Снова он не знал, заметила ль его хоть одна из воровок. Глашка Маникюрщица пила из длинного бокала красное вино, с аппетитом ела отбивную: ножом и вилкой она орудовала, будто благородная. Их кавалер, или, как в Просвирниной квартире называли, «гость», обращался к ней редко. И разговаривал он и в первую очередь чокался рюмкой с Манькой Дорогой. Манька сидела лицом к Охнарю, но, казалось, совершенно его не замечала. Хоть бы разок, мельком, глянула. Он видел ее сильно обнаженные плечи, грудь цвета слоновой кости, окаймленные черным бархатом платья. Красивое скуластое лицо ее с резкими изломистыми бровями хранило надменное выражение, словно Манька милостиво разрешала мужчинам любоваться собой. Черные глаза с косым разрезом будто искрились, обжигали взглядом. Вид ее, казалось, говорил: «Я не скрываю, кто я. Но ведь хороша, черт побери? Попробуй купи, если хватит денег. Заласкаю». И Охнарю казалось, что вот этот-то ее вид особенно и взвинчивал мужчин: на Маньку действительно глядели из разных концов огромного зала. Когда заиграла музыка, к ней подскочил богато одетый мужчина, с изысканным поклоном пригласил на танец; Манька холодно отказалась.

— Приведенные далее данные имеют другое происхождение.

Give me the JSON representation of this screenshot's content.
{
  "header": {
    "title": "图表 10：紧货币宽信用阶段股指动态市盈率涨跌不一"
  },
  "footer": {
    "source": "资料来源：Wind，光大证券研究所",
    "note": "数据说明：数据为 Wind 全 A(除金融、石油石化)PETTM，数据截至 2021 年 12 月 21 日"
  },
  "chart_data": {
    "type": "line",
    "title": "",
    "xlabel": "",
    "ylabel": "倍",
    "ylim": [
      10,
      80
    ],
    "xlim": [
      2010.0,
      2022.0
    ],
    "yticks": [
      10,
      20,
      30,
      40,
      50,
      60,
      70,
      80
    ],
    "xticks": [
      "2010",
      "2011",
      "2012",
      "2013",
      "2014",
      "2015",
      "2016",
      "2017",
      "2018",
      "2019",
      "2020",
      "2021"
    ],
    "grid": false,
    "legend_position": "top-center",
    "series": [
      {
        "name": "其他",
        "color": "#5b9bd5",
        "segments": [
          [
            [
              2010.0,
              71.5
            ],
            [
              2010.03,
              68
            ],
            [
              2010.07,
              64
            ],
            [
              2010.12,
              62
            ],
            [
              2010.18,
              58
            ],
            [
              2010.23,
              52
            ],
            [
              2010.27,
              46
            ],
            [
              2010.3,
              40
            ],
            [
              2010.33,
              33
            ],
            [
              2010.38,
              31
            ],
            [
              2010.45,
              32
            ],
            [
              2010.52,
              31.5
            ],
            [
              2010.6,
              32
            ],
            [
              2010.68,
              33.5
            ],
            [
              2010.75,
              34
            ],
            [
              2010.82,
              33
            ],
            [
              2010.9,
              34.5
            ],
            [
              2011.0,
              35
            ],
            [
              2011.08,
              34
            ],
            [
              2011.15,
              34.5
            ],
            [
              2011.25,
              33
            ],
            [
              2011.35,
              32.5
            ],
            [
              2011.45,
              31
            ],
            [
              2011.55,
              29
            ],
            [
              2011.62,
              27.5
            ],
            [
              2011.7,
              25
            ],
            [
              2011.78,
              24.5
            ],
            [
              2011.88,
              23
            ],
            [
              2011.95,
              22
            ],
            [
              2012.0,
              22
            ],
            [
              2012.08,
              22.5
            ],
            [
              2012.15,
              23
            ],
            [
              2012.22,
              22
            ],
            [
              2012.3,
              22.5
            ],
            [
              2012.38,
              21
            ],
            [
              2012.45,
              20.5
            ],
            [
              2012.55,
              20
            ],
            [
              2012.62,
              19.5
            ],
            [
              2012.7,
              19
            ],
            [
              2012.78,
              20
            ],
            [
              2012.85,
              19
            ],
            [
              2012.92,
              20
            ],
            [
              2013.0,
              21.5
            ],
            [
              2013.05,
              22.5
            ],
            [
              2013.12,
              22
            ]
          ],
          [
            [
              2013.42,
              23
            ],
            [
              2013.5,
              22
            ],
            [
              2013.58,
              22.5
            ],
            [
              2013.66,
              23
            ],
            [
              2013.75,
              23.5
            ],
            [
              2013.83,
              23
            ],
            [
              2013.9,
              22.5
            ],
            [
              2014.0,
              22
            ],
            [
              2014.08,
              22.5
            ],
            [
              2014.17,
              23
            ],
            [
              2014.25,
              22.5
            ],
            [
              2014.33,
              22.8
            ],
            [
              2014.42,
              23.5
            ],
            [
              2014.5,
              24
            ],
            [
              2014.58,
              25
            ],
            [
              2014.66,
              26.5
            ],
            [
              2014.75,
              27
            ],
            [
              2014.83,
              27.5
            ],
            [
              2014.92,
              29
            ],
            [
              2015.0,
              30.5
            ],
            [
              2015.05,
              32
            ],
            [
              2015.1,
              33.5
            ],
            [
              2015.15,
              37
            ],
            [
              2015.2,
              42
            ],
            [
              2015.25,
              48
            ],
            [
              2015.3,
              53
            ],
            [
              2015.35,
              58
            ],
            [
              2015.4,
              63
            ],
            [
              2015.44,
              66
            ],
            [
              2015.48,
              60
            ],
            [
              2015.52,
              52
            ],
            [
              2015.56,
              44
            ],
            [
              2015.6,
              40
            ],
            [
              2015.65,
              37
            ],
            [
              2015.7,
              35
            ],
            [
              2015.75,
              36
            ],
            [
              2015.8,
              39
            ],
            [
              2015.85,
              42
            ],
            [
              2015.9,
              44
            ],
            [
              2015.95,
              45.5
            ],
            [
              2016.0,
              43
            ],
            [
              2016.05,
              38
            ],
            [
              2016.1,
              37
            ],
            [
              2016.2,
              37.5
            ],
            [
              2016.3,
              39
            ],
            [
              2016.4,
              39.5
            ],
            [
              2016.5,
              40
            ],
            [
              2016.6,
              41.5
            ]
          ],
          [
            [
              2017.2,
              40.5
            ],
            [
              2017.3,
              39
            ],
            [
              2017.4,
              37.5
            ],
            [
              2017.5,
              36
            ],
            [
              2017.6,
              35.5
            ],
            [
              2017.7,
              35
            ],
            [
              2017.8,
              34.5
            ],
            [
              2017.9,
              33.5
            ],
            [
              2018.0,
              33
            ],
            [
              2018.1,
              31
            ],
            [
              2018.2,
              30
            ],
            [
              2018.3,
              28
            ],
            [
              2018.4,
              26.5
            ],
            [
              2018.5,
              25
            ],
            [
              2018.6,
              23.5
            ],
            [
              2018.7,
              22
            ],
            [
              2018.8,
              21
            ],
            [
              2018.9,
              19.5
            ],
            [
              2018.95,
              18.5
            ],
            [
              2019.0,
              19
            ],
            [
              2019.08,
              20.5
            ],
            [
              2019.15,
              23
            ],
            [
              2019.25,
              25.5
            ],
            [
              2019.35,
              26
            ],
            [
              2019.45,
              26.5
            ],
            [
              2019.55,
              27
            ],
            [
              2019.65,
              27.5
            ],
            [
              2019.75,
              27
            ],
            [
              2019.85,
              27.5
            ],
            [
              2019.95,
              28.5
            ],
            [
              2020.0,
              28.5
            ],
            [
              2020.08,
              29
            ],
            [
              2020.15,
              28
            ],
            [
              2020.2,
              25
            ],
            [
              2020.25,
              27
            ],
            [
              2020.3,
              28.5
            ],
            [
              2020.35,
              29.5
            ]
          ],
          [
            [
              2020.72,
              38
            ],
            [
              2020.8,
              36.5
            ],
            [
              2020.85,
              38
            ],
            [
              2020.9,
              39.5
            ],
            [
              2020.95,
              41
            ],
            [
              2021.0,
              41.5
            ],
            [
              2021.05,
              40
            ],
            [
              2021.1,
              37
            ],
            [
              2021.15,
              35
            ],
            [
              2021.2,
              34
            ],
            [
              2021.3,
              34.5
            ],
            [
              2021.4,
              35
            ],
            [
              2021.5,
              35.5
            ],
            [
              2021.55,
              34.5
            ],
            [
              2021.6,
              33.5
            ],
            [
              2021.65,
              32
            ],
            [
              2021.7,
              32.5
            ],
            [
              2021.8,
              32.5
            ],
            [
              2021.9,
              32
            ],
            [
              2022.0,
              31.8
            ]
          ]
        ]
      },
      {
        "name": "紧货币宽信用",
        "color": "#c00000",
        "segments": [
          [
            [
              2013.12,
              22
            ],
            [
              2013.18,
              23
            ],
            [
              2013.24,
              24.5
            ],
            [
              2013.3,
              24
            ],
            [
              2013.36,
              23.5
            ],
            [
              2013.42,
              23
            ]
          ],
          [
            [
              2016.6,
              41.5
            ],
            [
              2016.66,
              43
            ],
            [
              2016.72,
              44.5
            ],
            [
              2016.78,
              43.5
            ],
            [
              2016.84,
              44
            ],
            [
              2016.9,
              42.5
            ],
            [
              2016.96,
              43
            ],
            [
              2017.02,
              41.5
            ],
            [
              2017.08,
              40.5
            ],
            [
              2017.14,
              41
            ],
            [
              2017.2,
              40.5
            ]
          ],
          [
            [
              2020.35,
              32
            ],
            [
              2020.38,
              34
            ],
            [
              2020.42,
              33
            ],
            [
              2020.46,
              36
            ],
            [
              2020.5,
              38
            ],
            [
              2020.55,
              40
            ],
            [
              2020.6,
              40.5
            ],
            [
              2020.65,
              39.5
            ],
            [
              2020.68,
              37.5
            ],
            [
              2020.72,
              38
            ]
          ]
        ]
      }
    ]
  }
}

Она тут же пошла танцевать с «гостем» и вызвала общее внимание всех столиков. Даже женщины следили за ее ловкими и, может, слишком рискованными движениями чуть пренебрежительно и завистливо. «Гость» не сводил с нее глаз, низко наклонялся к уху, словно обнюхивал, и все что-то нашептывал, а Манька загадочно улыбалась.
Кто-то пригласил танцевать и Глашку, однако ей было далеко до успеха товарки.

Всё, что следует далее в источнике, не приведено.